After completing the offline tuning, the model was implemented on the dynamic simulator of the Politecnico di Milano [6]. A panel of 37 volunteers (9 female and 28 male) was involved in an experimental campaign to assess the efficacy of the control logic. Users with different experiences, risk-taking attitudes, and genders had to drive the double lane change. This operating condition is rather typical when running on motorways. Tests were repeated changing the extension of the hydroplaning area, thus affecting the time of intervention of the control before the execution of the manoeuvre. Drivers were asked to control the vehicle with and without the assistance of the active control. The success rate in completing the manoeuvres determined the effectiveness of the proposed logic. The next figures compare the outcomes with and without the control logic. Figure 7 reports the average trajectory and the dispersion of trajectories (±1σ) considering all the 37 drivers. Drivers were asked to maintain a speed of 120 km/h while approaching the pool of water. A 5-mm water depth was assumed.

Fig. 7.
figure 7

Vehicle trajectories (average and dispersion) in double lance change at 120 km/h and 5-mm water layer: control logic OFF (a) and ON (b)
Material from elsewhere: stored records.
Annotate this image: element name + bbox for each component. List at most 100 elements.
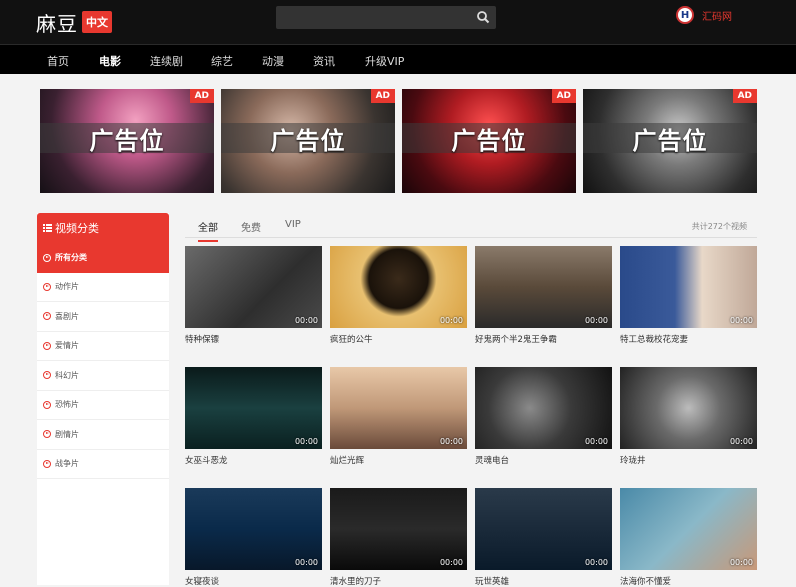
video-thumbnail[interactable]: 00:00 (330, 488, 467, 570)
sidebar-item-scifi[interactable]: 科幻片 (37, 361, 169, 391)
sidebar-title: 视频分类 (55, 222, 99, 235)
tab-vip[interactable]: VIP (285, 219, 301, 236)
sidebar-item-label: 恐怖片 (55, 400, 79, 410)
play-circle-icon (43, 253, 51, 262)
video-title[interactable]: 特工总裁校花宠妻 (620, 333, 757, 345)
nav-item-vip[interactable]: 升级VIP (365, 53, 404, 69)
video-card[interactable]: 00:00 女寝夜谈 (185, 488, 322, 587)
video-card[interactable]: 00:00 女巫斗恶龙 (185, 367, 322, 466)
video-duration: 00:00 (584, 437, 608, 446)
nav-item-home[interactable]: 首页 (47, 53, 69, 69)
video-duration: 00:00 (294, 316, 318, 325)
video-title[interactable]: 女巫斗恶龙 (185, 454, 322, 466)
video-duration: 00:00 (729, 316, 753, 325)
sidebar-item-drama[interactable]: 剧情片 (37, 420, 169, 450)
sidebar-item-comedy[interactable]: 喜剧片 (37, 302, 169, 332)
video-title[interactable]: 玩世英雄 (475, 575, 612, 587)
video-title[interactable]: 特种保镖 (185, 333, 322, 345)
video-duration: 00:00 (584, 558, 608, 567)
partner-logo[interactable]: H 汇码网 (676, 6, 732, 24)
video-card[interactable]: 00:00 法海你不懂爱 (620, 488, 757, 587)
sidebar-item-war[interactable]: 战争片 (37, 450, 169, 479)
video-duration: 00:00 (294, 558, 318, 567)
video-card[interactable]: 00:00 好鬼两个半2鬼王争霸 (475, 246, 612, 345)
sidebar-item-label: 所有分类 (55, 253, 87, 263)
ad-text: 广告位 (451, 126, 527, 155)
ad-banner[interactable]: 广告位 AD (402, 89, 576, 193)
nav-item-news[interactable]: 资讯 (313, 53, 335, 69)
top-bar: 麻豆 中文 H 汇码网 (0, 0, 796, 44)
video-card[interactable]: 00:00 玲珑井 (620, 367, 757, 466)
video-card[interactable]: 00:00 特种保镖 (185, 246, 322, 345)
video-duration: 00:00 (729, 558, 753, 567)
video-card[interactable]: 00:00 灿烂光辉 (330, 367, 467, 466)
ad-band: 广告位 (221, 123, 395, 155)
video-thumbnail[interactable]: 00:00 (620, 488, 757, 570)
video-title[interactable]: 女寝夜谈 (185, 575, 322, 587)
video-thumbnail[interactable]: 00:00 (475, 246, 612, 328)
play-circle-icon (43, 371, 51, 380)
site-logo[interactable]: 麻豆 中文 (36, 8, 112, 36)
video-thumbnail[interactable]: 00:00 (185, 246, 322, 328)
video-thumbnail[interactable]: 00:00 (475, 488, 612, 570)
video-card[interactable]: 00:00 灵魂电台 (475, 367, 612, 466)
ad-banner[interactable]: 广告位 AD (583, 89, 757, 193)
video-thumbnail[interactable]: 00:00 (620, 367, 757, 449)
video-duration: 00:00 (294, 437, 318, 446)
partner-logo-badge: H (676, 6, 694, 24)
search-icon[interactable] (476, 10, 490, 24)
sidebar-item-label: 动作片 (55, 282, 79, 292)
video-duration: 00:00 (439, 558, 463, 567)
main-nav: 首页 电影 连续剧 综艺 动漫 资讯 升级VIP (0, 44, 796, 74)
nav-item-movies[interactable]: 电影 (99, 53, 121, 69)
sidebar-item-romance[interactable]: 爱情片 (37, 332, 169, 361)
logo-text: 麻豆 (36, 11, 78, 36)
video-thumbnail[interactable]: 00:00 (185, 488, 322, 570)
video-duration: 00:00 (729, 437, 753, 446)
play-circle-icon (43, 400, 51, 409)
ad-text: 广告位 (89, 126, 165, 155)
video-title[interactable]: 法海你不懂爱 (620, 575, 757, 587)
tab-free[interactable]: 免费 (241, 219, 261, 240)
video-card[interactable]: 00:00 玩世英雄 (475, 488, 612, 587)
nav-item-anime[interactable]: 动漫 (262, 53, 284, 69)
video-thumbnail[interactable]: 00:00 (475, 367, 612, 449)
sidebar-item-label: 战争片 (55, 459, 79, 469)
ad-banner[interactable]: 广告位 AD (221, 89, 395, 193)
sidebar-item-action[interactable]: 动作片 (37, 273, 169, 302)
search-input[interactable] (282, 9, 462, 26)
nav-item-series[interactable]: 连续剧 (150, 53, 183, 69)
ad-band: 广告位 (402, 123, 576, 155)
video-card[interactable]: 00:00 清水里的刀子 (330, 488, 467, 587)
ad-banner[interactable]: 广告位 AD (40, 89, 214, 193)
ad-text: 广告位 (632, 126, 708, 155)
video-title[interactable]: 灿烂光辉 (330, 454, 467, 466)
search-box (276, 6, 496, 29)
video-thumbnail[interactable]: 00:00 (330, 246, 467, 328)
sidebar-header: 视频分类 (37, 213, 169, 243)
sidebar-item-label: 剧情片 (55, 429, 79, 439)
play-circle-icon (43, 430, 51, 439)
video-title[interactable]: 清水里的刀子 (330, 575, 467, 587)
video-card[interactable]: 00:00 特工总裁校花宠妻 (620, 246, 757, 345)
video-thumbnail[interactable]: 00:00 (185, 367, 322, 449)
play-circle-icon (43, 341, 51, 350)
video-thumbnail[interactable]: 00:00 (620, 246, 757, 328)
ad-tag: AD (551, 89, 576, 103)
ad-band: 广告位 (583, 123, 757, 155)
video-title[interactable]: 好鬼两个半2鬼王争霸 (475, 333, 612, 345)
play-circle-icon (43, 312, 51, 321)
video-title[interactable]: 灵魂电台 (475, 454, 612, 466)
sidebar-item-horror[interactable]: 恐怖片 (37, 391, 169, 420)
ad-tag: AD (189, 89, 214, 103)
logo-badge: 中文 (82, 11, 112, 33)
tab-all[interactable]: 全部 (198, 219, 218, 242)
video-thumbnail[interactable]: 00:00 (330, 367, 467, 449)
sidebar-item-all[interactable]: 所有分类 (37, 243, 169, 273)
video-title[interactable]: 玲珑井 (620, 454, 757, 466)
video-duration: 00:00 (584, 316, 608, 325)
nav-item-variety[interactable]: 综艺 (211, 53, 233, 69)
video-card[interactable]: 00:00 疯狂的公牛 (330, 246, 467, 345)
video-duration: 00:00 (439, 316, 463, 325)
video-title[interactable]: 疯狂的公牛 (330, 333, 467, 345)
Figure 7 clearly shows that the logic improves the possibility of avoiding the cones. More specifically, the success rate can be summarized as follows: without the assistance of the ADAS, none of the drivers was able to close the maneouvre without hitting the cones. With the assistance of the ADAS, 67% of the drivers were able to complete the maneouvre without contacting the cones, 15% of the drivers failed the test on the first lane change, while 18% failed the test on the second lane change. These two percentages are mainly associated with the lack of confidence of the drivers, depending on whether they experienced hydroplaning firstly without the logic or with the logic active. Drivers who tested firstly without logic had a delay in applying the right steering wheel angle, leading to manage to steer, but touching the cones. Nevertheless, all of them were able to steer during hydroplaning conditions.

5 Conclusions

The research yielded intriguing insights into the behavior of everyday drivers encountering hydroplaning. An innovative tire model was developed and integrated with a 14-degree-of-freedom vehicle model to replicate hydroplaning effects. Additionally, an ADAS system was designed to assist drivers in maintaining vehicle control. An offline simulation helped in tuning and calibrating the ADAS, and choosing the right gains. The results of the offline tests show that the developed system improves the vehicle’s drivability, allowing the ideal driver to avoid obstacles without knocking over the cones. Finally, the effectiveness of this control logic was evaluated using the dynamic driving simulator at the Politecnico di Milano. A critical highway scenario involving a 5-mm water layer during an overtaking maneuver was designed and tested, revealing that most drivers struggled to maintain control without ADAS assistance. The findings demonstrated that such a control system could greatly enhance vehicle controllability. Finally, the potential of the driving simulator was highlighted; it allows for a deeper study of environmental phenomena like hydroplaning, aiding in the improvement of ADAS systems by examining tire behavior, and facilitates an in-depth analysis of human reactions to hazardous conditions in a controlled environment, essential for developing autonomous driving systems.